2.-La sentenza di prime cure, precisato che l’incidente è avvenuto nel corso di una esercitazione di tiro presso il poligono di Campolongo, in relazione alla quale erano stati assegnati all’interessato i compiti di “vedetta”, assume che l’Amministrazione militare, nell’esecuzione degli obblighi contrattuali di salvaguardia della incolumità fisica del dipendente, venne meno ai doveri della diligenza contrattuale ordinaria. Secondo il primo giudice, sarebbero almeno tre le violazioni colpose delle norme cautelari, delle quali due atterrerebbero a violazione di regole di prudenza ed una a violazione di regole riconducibili a contenuti di perizia. Ed invero: a) il ricorrente A. ed il commilitone M. avrebbero svolto il servizio assegnato in assenza di adeguate protezioni al torace e al viso; b) l’Amministrazione avrebbe disposto lo svolgimento delle operazioni di tiro pur in presenza di un forte vento e, soprattutto, rinunciando al servizio di vigilanza della motovedetta d’appoggio, la cui presenza nello specchio di mare antistante la zona interessata avrebbe consentito di individuare in anticipo la persona che “si stava pericolosamente dirigendo verso l’area di tiro”; c) l’area di tiro non sarebbe stata esattamente individuata né sarebbe stata esattamente calcolata la portata effettiva delle armi utilizzate.
3.-Ciò premesso, e posto che il danno c.d. biologico (o danno all’integrità fisica e psichica, coperto dalla garanzia dell’art. 32 Cost.) richiede comunque, per la sua risarcibilità, che esso sia riconducibile ad un comportamento colposo della Pubblica Amministrazione ex art. 2087 Cod. civ. (cfr. Cass. nn. 9856/2002, 3162/2002, 13887/2004), occorre verificare, per quanto rileva in questa sede, la configurabilità o meno di tale elemento nella fattispecie che ne occupa. Lo scrutinio conduce a conclusioni difformi rispetto a quelle cui è pervenuto il Tribunale amministrativo regionale.
3.1.-Va osservato, in primo luogo, che le misure di sicurezza e le regole di condotta per l’Amministrazione militare risultano analiticamente fissate dall’apposito regolamento approvato dal Comando Reggimento “Cavalleggeri e Guide” dell’Esercito Italiano; le prescrizioni di tale regolamento non sono state oggetto di contestazione alcuna (l’atto è rimasto inoppugnato in prime cure né è stato censurato con appello incidentale): ne consegue che la verifica per cui è causa può solo concernere l’eventuale difformità dell’operato dell’Amministrazione dalle prescrizioni stesse, fermo restando il limite di comportamenti abnormi, in linea generale, direttamente incidenti sul profilo delle condizioni di sicurezza, nella specie peraltro non ravvisabili.

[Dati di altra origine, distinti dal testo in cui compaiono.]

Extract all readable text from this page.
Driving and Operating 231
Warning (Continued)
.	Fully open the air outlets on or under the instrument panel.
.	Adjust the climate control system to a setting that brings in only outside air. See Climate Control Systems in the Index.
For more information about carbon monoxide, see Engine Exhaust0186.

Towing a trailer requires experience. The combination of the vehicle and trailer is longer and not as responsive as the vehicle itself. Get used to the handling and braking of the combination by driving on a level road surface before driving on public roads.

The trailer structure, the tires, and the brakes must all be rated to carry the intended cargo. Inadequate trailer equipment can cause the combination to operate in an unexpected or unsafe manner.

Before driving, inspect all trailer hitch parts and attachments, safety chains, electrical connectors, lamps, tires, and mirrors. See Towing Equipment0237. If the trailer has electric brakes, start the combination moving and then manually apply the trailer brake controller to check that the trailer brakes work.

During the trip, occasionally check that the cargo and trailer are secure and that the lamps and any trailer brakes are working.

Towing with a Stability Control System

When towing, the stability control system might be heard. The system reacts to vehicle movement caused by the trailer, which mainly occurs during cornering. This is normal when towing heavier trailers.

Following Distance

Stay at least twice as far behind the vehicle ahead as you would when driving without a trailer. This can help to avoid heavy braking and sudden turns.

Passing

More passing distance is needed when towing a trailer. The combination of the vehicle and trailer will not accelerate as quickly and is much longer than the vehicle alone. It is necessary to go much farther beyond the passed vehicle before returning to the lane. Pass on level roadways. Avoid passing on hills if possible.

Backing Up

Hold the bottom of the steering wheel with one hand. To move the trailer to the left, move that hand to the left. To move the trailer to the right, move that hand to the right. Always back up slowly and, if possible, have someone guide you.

3.2.- Non rientra in tale quadro l’omissione di “adeguate protezioni al torace ed al viso”, quale regola di comune prudenza in considerazione del tipo di operazioni.
Va ricordato in proposito che l’agente A. era stato addetto a funzioni di vedetta – e cioè, a meri compiti di vigilanza sull’accesso all’area di tiro e di segnalazione al direttore di esercitazione, tramite collegamento radio, delle eventuali violazioni al divieto di superamento del limite del poligono – e che la postazione assegnata si trovava sulla linea di sicurezza prescritta per il poligono di Campolongo (cfr. cartografie allegate al regolamento, all. D ed E), non risultando in atti elementi che possano orientare per l’effettiva attribuzione di una postazione diversa (e cioè, a distanza inferiore dalla linea di tiro) da quelle previste dalle cartografie relative al poligono di cui trattasi (la stessa distanza di mt. 336, citata dall’appellato, per quanto possa rilevare, è riferita alla chiazza di sostanza ematica, e non ad altro).
Da ciò l’inconsistenza, anche, dell’assunto della non esatta individuazione dell’area di tiro e del non esatto calcolo della portata effettiva delle armi utilizzate, che la sentenza ritiene desumibile non da elementi concreti ma “in considerazione di quanto accadde”.

Dai compiti assegnati alle vedette e dalla rilevata collocazione delle postazioni discende la non necessarietà delle “protezioni” indicate, dovendo escludersi la diretta partecipazione alle operazioni di tiro e l’applicabilità al personale di vedetta, in quanto non impiegato nelle esercitazioni di tiro, delle prescrizioni di cui alla pubblicazione n. 5939/1991 in ordine al casco protettivo, la cui obbligatoria utilizzazione non può farsi inoltre derivare, ex se, dalla asserita circostanza che le vedette indosserebbero tute da combattimento.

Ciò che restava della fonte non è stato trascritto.